October 1, 2015

Avandia Ups Bone Fracture Risk

Avandia is back in the news, and not in a good way. Inside our bones there is fat. Diabetes increases the amount of this marrow fat. A study from the UNC School of Medicine shows how some diabetes drugs substantially increase bone fat and thus the risk of bone fractures.

The study, published in the journal Endocrinology, also shows that exercise can decrease the volume of bone fat caused by high doses of the diabetes drug rosiglitazone, which is sold under the brand name Avandia.

These drugs aren’t first or second-line choices of treatment for type-2 diabetes, but some patients do take them,” said study first author Maya Styner, MD, assistant professor of medicine. “And we know there are drugs in development that target the same cellular pathways as rosiglitazone does. We think doctors and patients need to better understand the relationship between diabetes, certain drugs, and the often dramatic effect on bone health.”

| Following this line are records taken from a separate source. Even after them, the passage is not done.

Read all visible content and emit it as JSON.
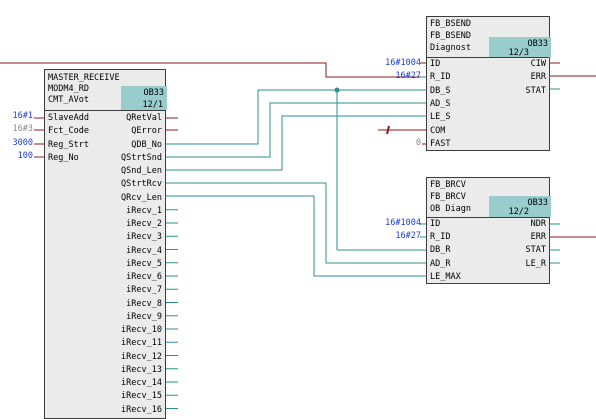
{
  "colors": {
    "wire_teal": "#2a8f8f",
    "wire_red": "#8b1a1a",
    "block_fill": "#ebebeb",
    "ob_fill": "#99cccc",
    "param_blue": "#1a3cdc"
  },
  "master": {
    "title1": "MASTER_RECEIVE",
    "title2": "MODM4_RD",
    "title3": "CMT_AVot",
    "ob": "OB33",
    "ob_num": "12/1",
    "in_pins": [
      "SlaveAdd",
      "Fct_Code",
      "Reg_Strt",
      "Reg_No"
    ],
    "in_values": [
      "16#1",
      "16#3",
      "3000",
      "100"
    ],
    "out_pins": [
      "QRetVal",
      "QError",
      "QDB_No",
      "QStrtSnd",
      "QSnd_Len",
      "QStrtRcv",
      "QRcv_Len",
      "iRecv_1",
      "iRecv_2",
      "iRecv_3",
      "iRecv_4",
      "iRecv_5",
      "iRecv_6",
      "iRecv_7",
      "iRecv_8",
      "iRecv_9",
      "iRecv_10",
      "iRecv_11",
      "iRecv_12",
      "iRecv_13",
      "iRecv_14",
      "iRecv_15",
      "iRecv_16"
    ]
  },
  "bsend": {
    "title1": "FB_BSEND",
    "title2": "FB_BSEND",
    "title3": "Diagnost",
    "ob": "OB33",
    "ob_num": "12/3",
    "in_pins": [
      "ID",
      "R_ID",
      "DB_S",
      "AD_S",
      "LE_S",
      "COM",
      "FAST"
    ],
    "in_values": [
      "16#1004",
      "16#27",
      "",
      "",
      "",
      "",
      "0"
    ],
    "out_pins": [
      "CIW",
      "ERR",
      "STAT"
    ]
  },
  "brcv": {
    "title1": "FB_BRCV",
    "title2": "FB_BRCV",
    "title3": "OB Diagn",
    "ob": "OB33",
    "ob_num": "12/2",
    "in_pins": [
      "ID",
      "R_ID",
      "DB_R",
      "AD_R",
      "LE_MAX"
    ],
    "in_values": [
      "16#1004",
      "16#27",
      "",
      "",
      ""
    ],
    "out_pins": [
      "NDR",
      "ERR",
      "STAT",
      "LE_R"
    ]
  }
}
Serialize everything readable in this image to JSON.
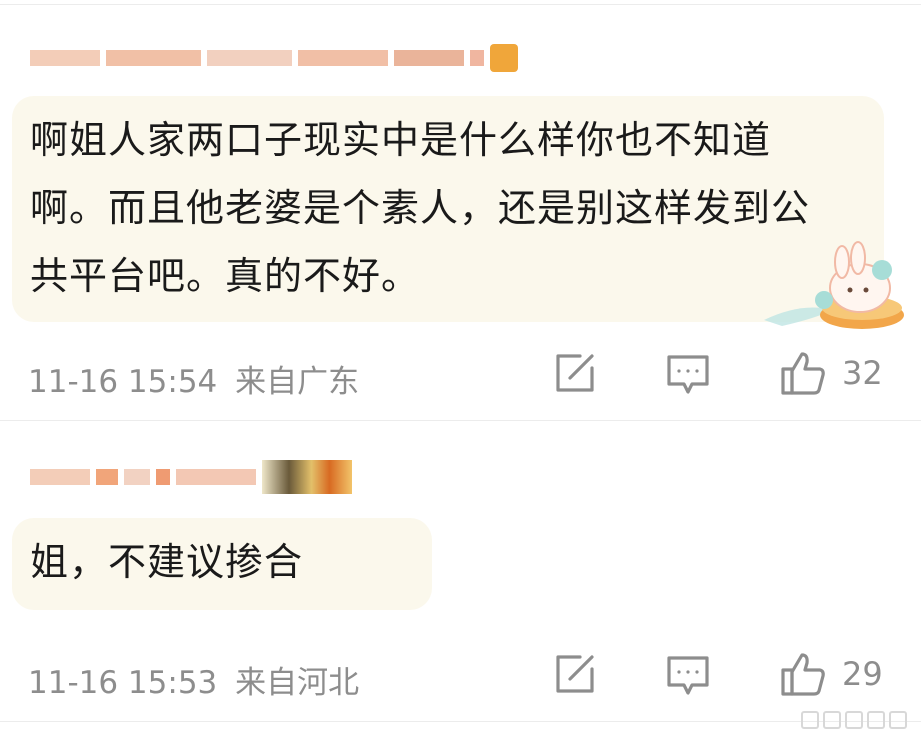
{
  "comments": [
    {
      "body": "啊姐人家两口子现实中是什么样你也不知道啊。而且他老婆是个素人，还是别这样发到公共平台吧。真的不好。",
      "time": "11-16 15:54",
      "location": "来自广东",
      "like_count": "32",
      "share_icon": "share-icon",
      "reply_icon": "comment-icon",
      "like_icon": "thumbs-up-icon"
    },
    {
      "body": "姐，不建议掺合",
      "time": "11-16 15:53",
      "location": "来自河北",
      "like_count": "29",
      "share_icon": "share-icon",
      "reply_icon": "comment-icon",
      "like_icon": "thumbs-up-icon"
    }
  ],
  "colors": {
    "bubble_bg": "#fbf8ec",
    "meta_text": "#8d8d8d",
    "body_text": "#1a1a1a"
  }
}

According to Styner’s study, Avandia affects bone fat by enhancing a critical transcription factor called PPAR – peroxisome proliferator-activated receptor – which regulates the expression of specific genes in the nuclei of cells. Essentially, rosiglitazone takes glucose out of blood to lower blood sugar and treat diabetes. But that glucose is then packaged into lipid droplets – fat. Other researchers showed that some of that fat is stored in tissue, such as belly fat. Styner’s latest research showed that the drug also causes fat to be stored inside bone.”

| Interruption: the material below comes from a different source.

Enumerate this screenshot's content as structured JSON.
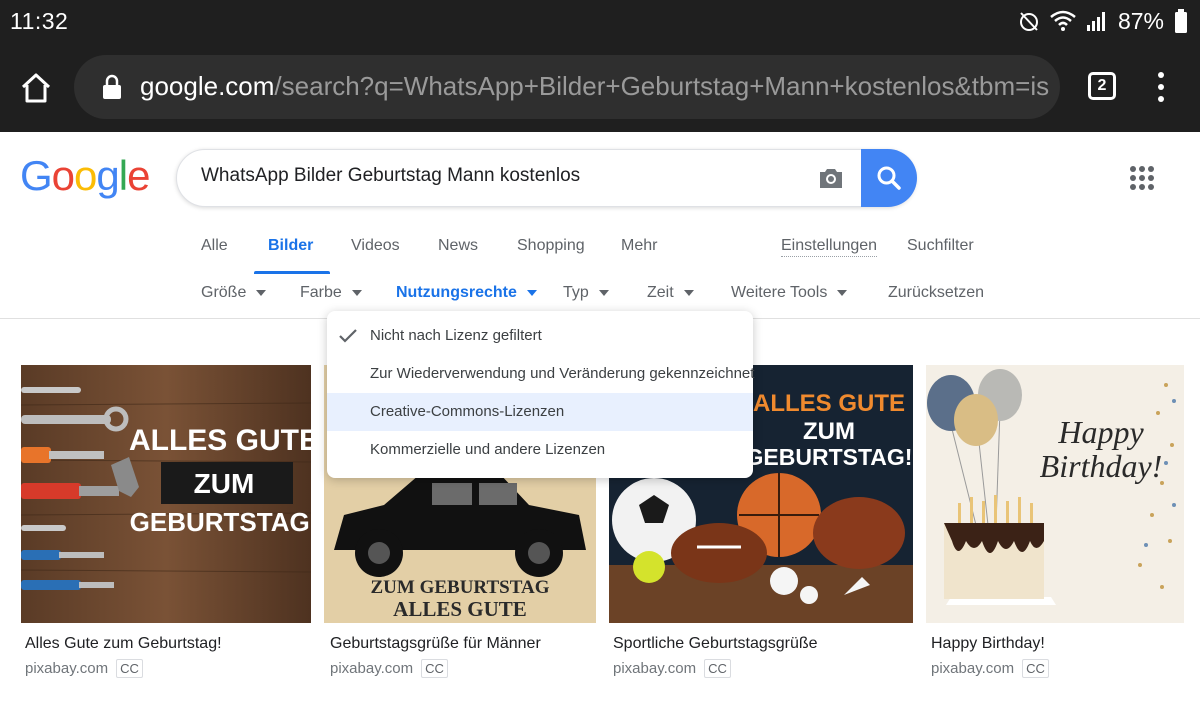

The author did state the researchers were surprised at the large amount of bone fat caused by Avandia. They also were somewhat surprised that exercise could reduce this fat. But, that should be expected in a rodent study.

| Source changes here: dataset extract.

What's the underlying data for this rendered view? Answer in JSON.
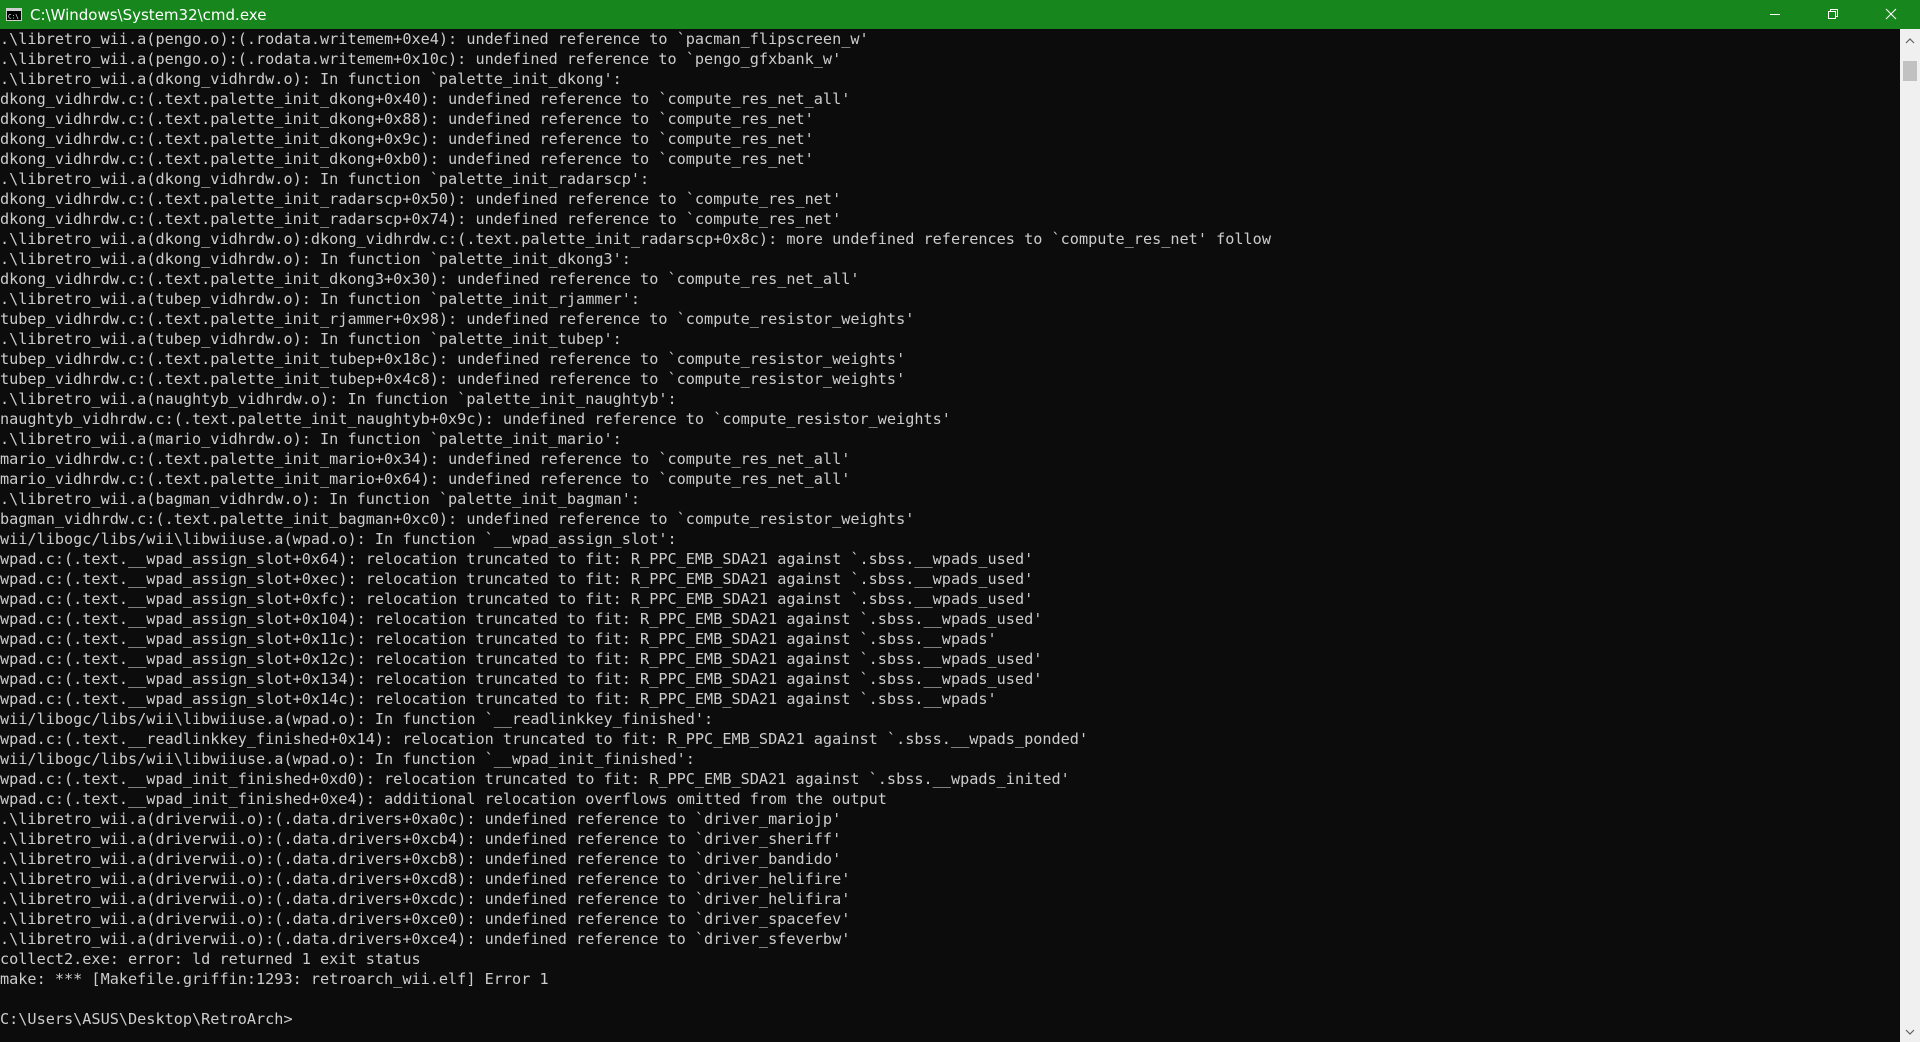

Many patients have been surprised that some diabetes drugs adversely affect bone health. However, diabetes by itself can harm bones.

Yet, other drugs under development that could be close to FDA-approval lower blood sugar by enhancing the PPAR pathway. These drugs are referred to as fibroblast growth factor-21 agonists. “Early reports show that the same bone concerns are popping up with these new drugs,” Styner said. “Doctors and patients need to be aware of this.” Bone fat, in general, isn’t nearly as well understood as other fat depots.”

Our field is just beginning to investigate bone fat and its implications for patients,” Styner said. But she said that more bone fat means less actual bone, which increases the risk of bone fractures.

Styner said her findings are not yet directly relatable to human activity. For humans, running isn’t nearly as natural. But she said she would still advise patients at risk of declining bone health to find an exercise that suits them; the default would be taking very long walks.

Then in an article in Endocrinology Advisor, the FDA is adding a warning to canagliflozin, the SGLT2-inhibitor that this drug increases the risk of bone fracture. Apparently, bone fractures are another source of concern for some of the oral diabetes drugs.

This is why I will stay with insulin and avoid oral medications.